Размер шрифта
-
+

Я буду твоим единственным - стр. 21

Возвращаюсь в сестринскую, плюхаюсь за стол. Беру свой остывший чай и делаю большой глоток. Пить холодный чай и кофе давно стало нормой, я даже почти полюбила этот вкус. Сахара только не хватает. И лишь когда тянусь к сахарнице, вспоминаю, что чай несладкий, потому что не я его делала. А Илья.

Боже, какое счастье, что он вернулся! Я прикрываю глаза. Спас мою Веру.

Примерно через час меня вызывают на операцию к Ветрову.

- Ты в порядке? Работать сможешь? - встречает он меня в коридоре прямым вопросом в лоб. Смотрит в глаза, кажется, видит меня насквозь.

А вы сможете? Эти обезболивающие были для вас?

- Смогу, - говорю я. - Все в порядке, я в норме.

Он кивает, приглашая заняться сестринскими обязанностями. А дальше мы включаемся в работу под задорный запашок алкоголя. Пациент в сознании, поэтому мы никак не комментируем дурман, что он рассеивает своим глубоким дыханием.

Воспоминания о Вере, о буйном пьяном пациенте, о нашей борьбе за кружку улетучиваются и становятся неважными. Ветров абсолютно серьезен, собран и внимателен. Я слежу за его руками, пытаясь заметить малейшие осечки. Если он колет себе обезболивающие, это может быть опасно.

Илья крайне амбициозен — это бесспорно. Но пациенты у него всегда были на первом месте. Из-за одного такого он даже чуть не опоздал на нашу свадьбу! Вел его перед отпуском и вышел на плановую операцию, несмотря на то, что не должен был. Не бросил. В какой-то момент все пошло не по плану. Женя, медсестра, которая работала с ним в военном госпитале, все вызнала у анестезиолога. Оказывается, все три часа Илья нервничал и переживал, потому что его ждала я в белом платье. Смотрел на часы. Но операцию провел безупречно. Он любил меня безумно и был в курсе, что я ужасно расстроюсь из-за срыва регистрации.
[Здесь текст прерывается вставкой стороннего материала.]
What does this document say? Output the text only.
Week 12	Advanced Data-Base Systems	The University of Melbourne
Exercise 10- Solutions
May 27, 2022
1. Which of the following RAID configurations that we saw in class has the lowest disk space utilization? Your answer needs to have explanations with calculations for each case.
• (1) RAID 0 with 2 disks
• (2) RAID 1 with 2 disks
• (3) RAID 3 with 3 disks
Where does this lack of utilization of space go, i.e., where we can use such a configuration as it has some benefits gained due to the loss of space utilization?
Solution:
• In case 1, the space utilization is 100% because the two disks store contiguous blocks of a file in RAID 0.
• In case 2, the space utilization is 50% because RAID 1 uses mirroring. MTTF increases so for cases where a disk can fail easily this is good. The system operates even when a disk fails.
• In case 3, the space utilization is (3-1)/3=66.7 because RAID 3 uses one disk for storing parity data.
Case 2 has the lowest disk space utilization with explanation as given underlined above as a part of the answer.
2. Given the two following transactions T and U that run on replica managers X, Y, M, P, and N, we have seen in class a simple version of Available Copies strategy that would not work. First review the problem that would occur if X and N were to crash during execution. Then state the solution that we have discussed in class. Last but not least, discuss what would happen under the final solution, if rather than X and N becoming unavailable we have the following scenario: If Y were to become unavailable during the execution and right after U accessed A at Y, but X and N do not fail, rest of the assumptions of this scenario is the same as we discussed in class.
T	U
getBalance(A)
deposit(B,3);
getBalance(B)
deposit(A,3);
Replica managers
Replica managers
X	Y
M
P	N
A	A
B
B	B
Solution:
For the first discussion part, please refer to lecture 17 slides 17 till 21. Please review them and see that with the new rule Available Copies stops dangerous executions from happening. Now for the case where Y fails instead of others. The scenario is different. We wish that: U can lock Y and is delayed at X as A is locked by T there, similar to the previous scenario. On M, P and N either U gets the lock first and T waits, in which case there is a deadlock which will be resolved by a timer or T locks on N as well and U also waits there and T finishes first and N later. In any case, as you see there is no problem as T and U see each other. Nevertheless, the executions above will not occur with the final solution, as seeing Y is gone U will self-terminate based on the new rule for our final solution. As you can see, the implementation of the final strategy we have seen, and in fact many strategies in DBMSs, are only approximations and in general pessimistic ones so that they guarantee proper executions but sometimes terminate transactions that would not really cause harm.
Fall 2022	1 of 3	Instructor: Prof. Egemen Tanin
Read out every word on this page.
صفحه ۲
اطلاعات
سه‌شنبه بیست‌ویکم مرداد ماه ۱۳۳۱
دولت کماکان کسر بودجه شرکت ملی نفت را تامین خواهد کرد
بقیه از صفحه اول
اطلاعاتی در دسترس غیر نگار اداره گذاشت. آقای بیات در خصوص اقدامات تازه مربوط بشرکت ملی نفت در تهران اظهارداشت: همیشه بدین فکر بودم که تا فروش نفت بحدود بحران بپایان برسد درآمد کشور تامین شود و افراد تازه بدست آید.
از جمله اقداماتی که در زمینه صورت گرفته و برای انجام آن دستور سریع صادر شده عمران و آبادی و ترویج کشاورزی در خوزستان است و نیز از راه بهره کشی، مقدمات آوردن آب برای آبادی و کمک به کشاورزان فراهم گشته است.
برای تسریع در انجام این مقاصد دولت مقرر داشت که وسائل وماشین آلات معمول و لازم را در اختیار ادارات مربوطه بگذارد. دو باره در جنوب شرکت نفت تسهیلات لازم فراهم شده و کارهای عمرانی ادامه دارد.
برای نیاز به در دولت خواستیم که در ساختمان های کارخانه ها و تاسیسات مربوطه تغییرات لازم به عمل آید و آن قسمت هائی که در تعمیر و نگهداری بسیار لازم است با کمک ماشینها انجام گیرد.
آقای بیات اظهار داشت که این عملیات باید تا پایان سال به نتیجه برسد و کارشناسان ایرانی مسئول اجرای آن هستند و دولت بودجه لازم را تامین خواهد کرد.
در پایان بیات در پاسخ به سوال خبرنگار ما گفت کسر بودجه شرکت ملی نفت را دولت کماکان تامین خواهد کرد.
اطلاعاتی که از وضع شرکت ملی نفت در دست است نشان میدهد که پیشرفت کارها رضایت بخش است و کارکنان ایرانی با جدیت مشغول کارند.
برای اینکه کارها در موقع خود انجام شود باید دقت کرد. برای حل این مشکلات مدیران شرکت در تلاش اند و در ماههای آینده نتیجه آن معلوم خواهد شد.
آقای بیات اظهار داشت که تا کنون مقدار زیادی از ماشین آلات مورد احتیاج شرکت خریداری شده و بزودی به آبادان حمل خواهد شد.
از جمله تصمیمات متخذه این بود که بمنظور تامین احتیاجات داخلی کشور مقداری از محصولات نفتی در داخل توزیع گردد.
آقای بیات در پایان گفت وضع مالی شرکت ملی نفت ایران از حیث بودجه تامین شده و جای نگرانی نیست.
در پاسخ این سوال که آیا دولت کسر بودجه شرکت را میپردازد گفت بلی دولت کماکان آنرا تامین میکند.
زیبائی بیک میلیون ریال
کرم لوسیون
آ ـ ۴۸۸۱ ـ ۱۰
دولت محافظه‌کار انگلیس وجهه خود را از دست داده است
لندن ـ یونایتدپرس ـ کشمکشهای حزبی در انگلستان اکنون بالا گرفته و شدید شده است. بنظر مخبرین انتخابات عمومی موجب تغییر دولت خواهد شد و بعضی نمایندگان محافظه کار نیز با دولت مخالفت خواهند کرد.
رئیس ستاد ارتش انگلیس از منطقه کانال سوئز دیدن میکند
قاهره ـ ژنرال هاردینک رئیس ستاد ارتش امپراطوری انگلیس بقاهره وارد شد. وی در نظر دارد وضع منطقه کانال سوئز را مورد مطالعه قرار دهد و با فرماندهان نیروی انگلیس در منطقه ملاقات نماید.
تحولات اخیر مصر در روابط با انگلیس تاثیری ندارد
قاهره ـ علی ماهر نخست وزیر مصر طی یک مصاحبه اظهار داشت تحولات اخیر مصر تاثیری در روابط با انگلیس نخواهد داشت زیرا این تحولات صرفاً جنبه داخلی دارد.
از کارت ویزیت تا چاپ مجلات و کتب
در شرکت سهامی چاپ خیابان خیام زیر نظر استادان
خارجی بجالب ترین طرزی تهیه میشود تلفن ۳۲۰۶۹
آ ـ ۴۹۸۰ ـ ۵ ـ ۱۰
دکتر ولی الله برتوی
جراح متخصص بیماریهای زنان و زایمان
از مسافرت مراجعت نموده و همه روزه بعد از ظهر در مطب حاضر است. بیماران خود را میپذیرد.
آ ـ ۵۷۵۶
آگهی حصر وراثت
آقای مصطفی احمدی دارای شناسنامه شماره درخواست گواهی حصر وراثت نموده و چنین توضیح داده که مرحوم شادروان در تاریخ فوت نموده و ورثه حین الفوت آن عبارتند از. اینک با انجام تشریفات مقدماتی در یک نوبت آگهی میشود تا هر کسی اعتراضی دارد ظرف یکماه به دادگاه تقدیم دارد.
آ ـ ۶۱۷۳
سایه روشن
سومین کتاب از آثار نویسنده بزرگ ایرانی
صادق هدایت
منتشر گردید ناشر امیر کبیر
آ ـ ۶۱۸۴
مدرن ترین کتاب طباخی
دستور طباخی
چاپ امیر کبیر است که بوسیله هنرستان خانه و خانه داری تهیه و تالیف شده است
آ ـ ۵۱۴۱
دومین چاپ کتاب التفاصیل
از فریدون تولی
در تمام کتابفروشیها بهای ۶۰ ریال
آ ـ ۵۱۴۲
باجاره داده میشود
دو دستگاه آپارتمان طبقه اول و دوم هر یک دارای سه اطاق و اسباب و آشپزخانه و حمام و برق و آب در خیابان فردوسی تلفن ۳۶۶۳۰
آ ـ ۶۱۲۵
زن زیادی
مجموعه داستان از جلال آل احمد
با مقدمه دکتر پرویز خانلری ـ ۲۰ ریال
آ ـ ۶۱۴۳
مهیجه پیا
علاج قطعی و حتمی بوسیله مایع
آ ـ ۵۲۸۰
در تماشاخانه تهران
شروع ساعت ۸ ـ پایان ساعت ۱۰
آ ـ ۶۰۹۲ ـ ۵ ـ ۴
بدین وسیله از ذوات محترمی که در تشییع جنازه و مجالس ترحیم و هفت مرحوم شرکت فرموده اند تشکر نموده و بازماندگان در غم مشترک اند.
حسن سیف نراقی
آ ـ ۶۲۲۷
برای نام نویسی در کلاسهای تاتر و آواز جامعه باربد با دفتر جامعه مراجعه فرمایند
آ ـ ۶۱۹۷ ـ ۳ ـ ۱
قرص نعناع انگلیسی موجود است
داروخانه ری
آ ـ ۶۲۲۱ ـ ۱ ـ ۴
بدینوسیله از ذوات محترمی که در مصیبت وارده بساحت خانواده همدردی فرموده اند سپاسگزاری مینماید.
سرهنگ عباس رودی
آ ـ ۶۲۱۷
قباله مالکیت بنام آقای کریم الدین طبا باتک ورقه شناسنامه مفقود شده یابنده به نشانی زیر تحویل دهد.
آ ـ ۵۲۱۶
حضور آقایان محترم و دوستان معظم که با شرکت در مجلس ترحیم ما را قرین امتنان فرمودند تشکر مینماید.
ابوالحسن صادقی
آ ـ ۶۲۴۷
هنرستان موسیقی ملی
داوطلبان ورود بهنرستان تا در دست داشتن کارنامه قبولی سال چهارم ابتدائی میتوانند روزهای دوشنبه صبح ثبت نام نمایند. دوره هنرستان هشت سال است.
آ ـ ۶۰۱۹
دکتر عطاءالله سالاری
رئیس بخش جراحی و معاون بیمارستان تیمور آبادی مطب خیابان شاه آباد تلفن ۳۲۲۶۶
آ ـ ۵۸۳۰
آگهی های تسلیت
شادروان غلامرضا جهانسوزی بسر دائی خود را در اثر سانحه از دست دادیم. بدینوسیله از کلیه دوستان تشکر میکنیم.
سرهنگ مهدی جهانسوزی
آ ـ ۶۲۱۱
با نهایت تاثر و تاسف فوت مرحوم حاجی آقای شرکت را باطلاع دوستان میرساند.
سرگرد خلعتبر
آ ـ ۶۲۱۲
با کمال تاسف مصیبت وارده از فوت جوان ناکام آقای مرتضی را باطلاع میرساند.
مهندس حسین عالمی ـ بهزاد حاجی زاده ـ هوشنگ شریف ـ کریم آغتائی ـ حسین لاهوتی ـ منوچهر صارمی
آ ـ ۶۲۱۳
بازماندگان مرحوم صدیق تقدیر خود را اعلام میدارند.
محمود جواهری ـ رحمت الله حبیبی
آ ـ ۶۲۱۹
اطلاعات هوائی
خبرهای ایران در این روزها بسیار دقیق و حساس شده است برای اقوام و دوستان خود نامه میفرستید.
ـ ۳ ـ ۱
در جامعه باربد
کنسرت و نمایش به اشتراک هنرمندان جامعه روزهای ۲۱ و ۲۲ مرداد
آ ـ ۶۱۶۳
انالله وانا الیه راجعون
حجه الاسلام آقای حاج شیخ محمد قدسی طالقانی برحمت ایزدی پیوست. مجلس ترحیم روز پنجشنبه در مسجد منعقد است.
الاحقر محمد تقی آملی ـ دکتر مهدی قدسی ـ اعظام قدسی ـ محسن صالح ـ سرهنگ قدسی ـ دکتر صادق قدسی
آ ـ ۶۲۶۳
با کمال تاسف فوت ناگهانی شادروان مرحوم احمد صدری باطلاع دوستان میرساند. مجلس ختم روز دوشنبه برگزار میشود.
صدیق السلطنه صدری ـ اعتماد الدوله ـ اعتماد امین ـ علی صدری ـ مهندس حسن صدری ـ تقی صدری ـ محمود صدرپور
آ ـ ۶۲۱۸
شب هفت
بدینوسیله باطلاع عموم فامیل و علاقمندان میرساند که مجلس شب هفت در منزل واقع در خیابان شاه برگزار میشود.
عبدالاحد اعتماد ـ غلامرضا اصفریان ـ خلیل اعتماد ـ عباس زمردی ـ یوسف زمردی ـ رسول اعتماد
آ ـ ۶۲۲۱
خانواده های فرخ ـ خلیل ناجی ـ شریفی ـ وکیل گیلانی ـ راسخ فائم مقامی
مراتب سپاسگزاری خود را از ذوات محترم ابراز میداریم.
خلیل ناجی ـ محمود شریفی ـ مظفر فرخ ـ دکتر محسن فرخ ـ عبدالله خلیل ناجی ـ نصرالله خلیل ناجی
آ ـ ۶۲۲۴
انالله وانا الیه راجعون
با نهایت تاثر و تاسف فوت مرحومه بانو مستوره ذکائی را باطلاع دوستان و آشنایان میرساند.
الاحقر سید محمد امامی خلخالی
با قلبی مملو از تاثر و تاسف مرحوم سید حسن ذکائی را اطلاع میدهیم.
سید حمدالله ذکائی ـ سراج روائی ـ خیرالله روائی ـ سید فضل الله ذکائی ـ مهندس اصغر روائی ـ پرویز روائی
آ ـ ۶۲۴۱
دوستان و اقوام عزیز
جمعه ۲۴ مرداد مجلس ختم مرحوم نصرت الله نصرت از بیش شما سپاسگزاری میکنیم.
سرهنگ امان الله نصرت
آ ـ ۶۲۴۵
Я знала, что он такой. И любила его в том числе за его правильность. Он был очень хорошим, отзывчивым, небезразличным человеком. Он был моим стимулом и моим ориентиром.

Мы не виделись пять лет, и я понятия не имею, каким он стал. Кому душу продал, чтобы вернуться в оперблок. Может ли он поставить под угрозу здоровье человека просто потому, что держится за должность?

Сегодня его работа, как и всегда, идеальна. Сильные мужские руки, уверенные четкие движения. Он профи. Я три года работаю на травмах, но ни разу не видела никого, кто бы сравнился с ним в мастерстве. Ветров вызывает восхищение.

Конечно, я соглашусь с ним работать. Такой шанс упускать глупо. И буду наблюдать. Мои глаза не застелены флером слепого обожания, как у Алисы. И если он ошибется — я увижу. И донесу на него.

 

- Софья Ашотовна, я бы хотела перейти на плановые операции, - говорю я Старшей.

Нас в ее кабинете трое. Я, Ашотовна и зав, который присутствует здесь исключительно для того, чтобы старшая медсестра не тянула с ответом. Она только-только пришла на работу, и тут мы с сюрпризом.

Ветров оперся спиной о подоконник, сложил на груди руки. И, судя по скучающему выражению лица, ему глубоко по фигу, где Софье Ашотовне брать экстренную медсестру, как менять графики и прочее. Не его головная боль.

Выглядит он, к слову, превосходно. И не скажешь, что всю первую половину ночи наводил порядок в приемнике, общался с полицией, а во второй половине — оперировал. У него начался новый рабочий день: обход, затем плановые операции. Сна ни в одном глазу, Илья Викторович свеж, как весенний ветер. Еще немного, и я поверю в третий глаз и ногти-скальпели.